Die Kunden sind laut einer Umfrage sehr zufrieden mit den Einkaufsmöglichkeiten in der Stadtmitte. Die Erreichbarkeit mit dem Rad und dem ÖPNV wird besser bewertet als die mit dem Pkw. Bei der Auswahl gibt es jedoch noch Luft nach oben.

Die Besucher der Düsseldorfer Innenstadt haben ihrem Einkaufserlebnis noch einmal bessere Noten gegeben als in den Vorjahren. Bei der jüngsten Befragung des Instituts für Handelsforschung kamen die Einkaufsstraßen im Stadtzentrum auf die Gesamtnote 2,1 und erhielten gute bis sehr gute Bewertungen unter anderem in den Bereichen Einkaufen, Gastronomie und Freizeitangebot. In den vergangenen Jahren hatte die Gesamtnote um 2,5 gelegen, wie Handelsverband-Geschäftsführer Rainer Gallus, erklärte. Die Zufriedenheit wächst unter anderem mit dem Baustellen-Fortschritt im Zentrum.

Knapp 600 Innenstadt-Besucher waren im vergangenen September an einem Donnerstag und einem Samstag befragt worden. Von ihnen gaben 54,4 Prozent an, zum Einkaufen oder für einen Einkaufsbummel in der Stadt zu sein, 28,6 Prozent wollten ein Restaurant oder ein Café besuchen, 12,3 Prozent das Kultur- und Freizeitangebot in  der Innenstadt nutzen. Die Verbindung von Erleben und Einkauf gilt Experten als zentrales Thema bei der Entwicklung von Innenstädten. Angesichts der vielfältigen Einkaufsmöglichkeiten im Netz wünschen sich Kunden beim Bummel vor Ort ein Erlebnis. Dafür spricht auch die lange durchschnittliche Verweildauer (mehr als zwei Stunden) und die Tatsache, dass 85 Prozent der Befragten zumindest gelegentlich den Besuch der Stadt mit einem Restaurantbesuch verbinden.

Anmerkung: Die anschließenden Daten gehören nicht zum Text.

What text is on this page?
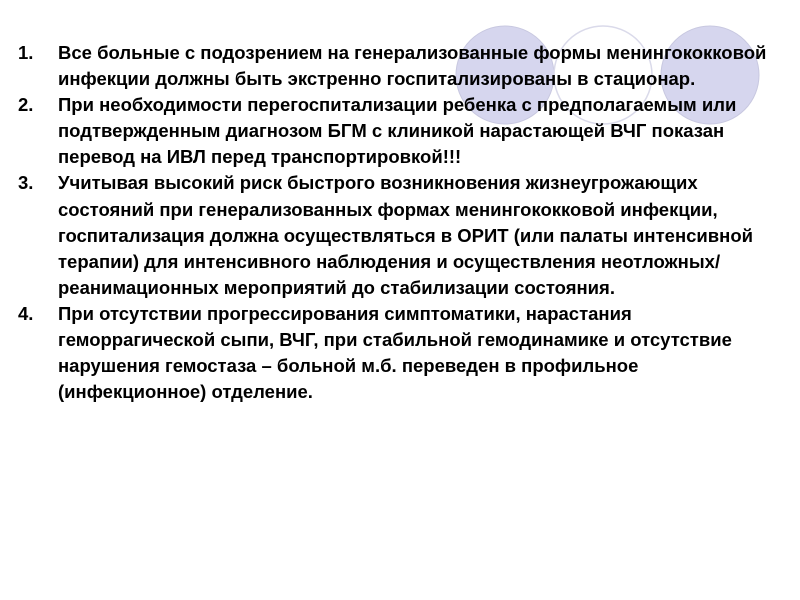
1.	Все больные с подозрением на генерализованные формы менингококковой инфекции должны быть экстренно госпитализированы в стационар.
2.	При необходимости перегоспитализации ребенка с предполагаемым или подтвержденным диагнозом БГМ с клиникой нарастающей ВЧГ показан перевод на ИВЛ перед транспортировкой!!!
3.	Учитывая высокий риск быстрого возникновения жизнеугрожающих состояний при генерализованных формах менингококковой инфекции, госпитализация должна осуществляться в ОРИТ (или палаты интенсивной терапии) для интенсивного наблюдения и осуществления неотложных/реанимационных мероприятий до стабилизации состояния.
4.	При отсутствии прогрессирования симптоматики, нарастания геморрагической сыпи, ВЧГ, при стабильной гемодинамике и отсутствие нарушения гемостаза – больной м.б. переведен в профильное (инфекционное) отделение.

Bei den Attraktivitätsmerkmalen gibt es für viele Aspekte der Stadtmitte gute Noten von den Einkaufenden. Beispielsweise für die Erreichbarkeit mit öffentlichen Verkehrsmitteln und mit dem Rad, die Ladenöffnungszeiten sowie das Gastronomie-Angebot  – Letzteres hat gerade in den vergangenen Jahren zugelegt. Auch mit dem Dienstleistungsangebot – vom Friseur bis zur Reinigung – sind die Düsseldorfer und die Shopping-Touristen zufrieden. Schlechtere Bewertungen (etwa Schulnote 3) gab es hingegen für die Erreichbarkeit mit dem Pkw und die Parkmöglichkeiten. Die städtische Planungsdezernentin Cornelia Zuschke betonte, dass man bei Schulnoten stets fragen müsse, was dahinter stecke: „Bei den Parkmöglichkeiten dürfte es weniger um die Verfügbarkeit gehen als um die Kosten.“ Insgesamt steige die Zufriedenheit der Innenstadt-Besucher jedenfalls, je weiter man mit den Bauarbeiten im Zusammenhang mit der Wehrhahn-Linie und dem Kö-Bogen II komme. Zugunsten der Händler müsse man die Baustellen notfalls so klein halten, dass man dann eben langsamer vorankomme – sie aber trotz Arbeiten sichtbar blieben.

Thomas Görner vom City-Ring Schadowstraße, der dort Inhaber des Geschäfts Foto Koch ist, sieht die Straße im Aufwind. „Vor zwei Jahren waren die Noten für die Schadowstraße noch mittelmäßig, jetzt geht der Trend wieder in die richtige Richtung.“ Seit Weihnachten sei auch die Frequenz auf der Einkaufsmeile wieder stärker, die einst zu den gefragtesten in ganz Deutschland gehörte.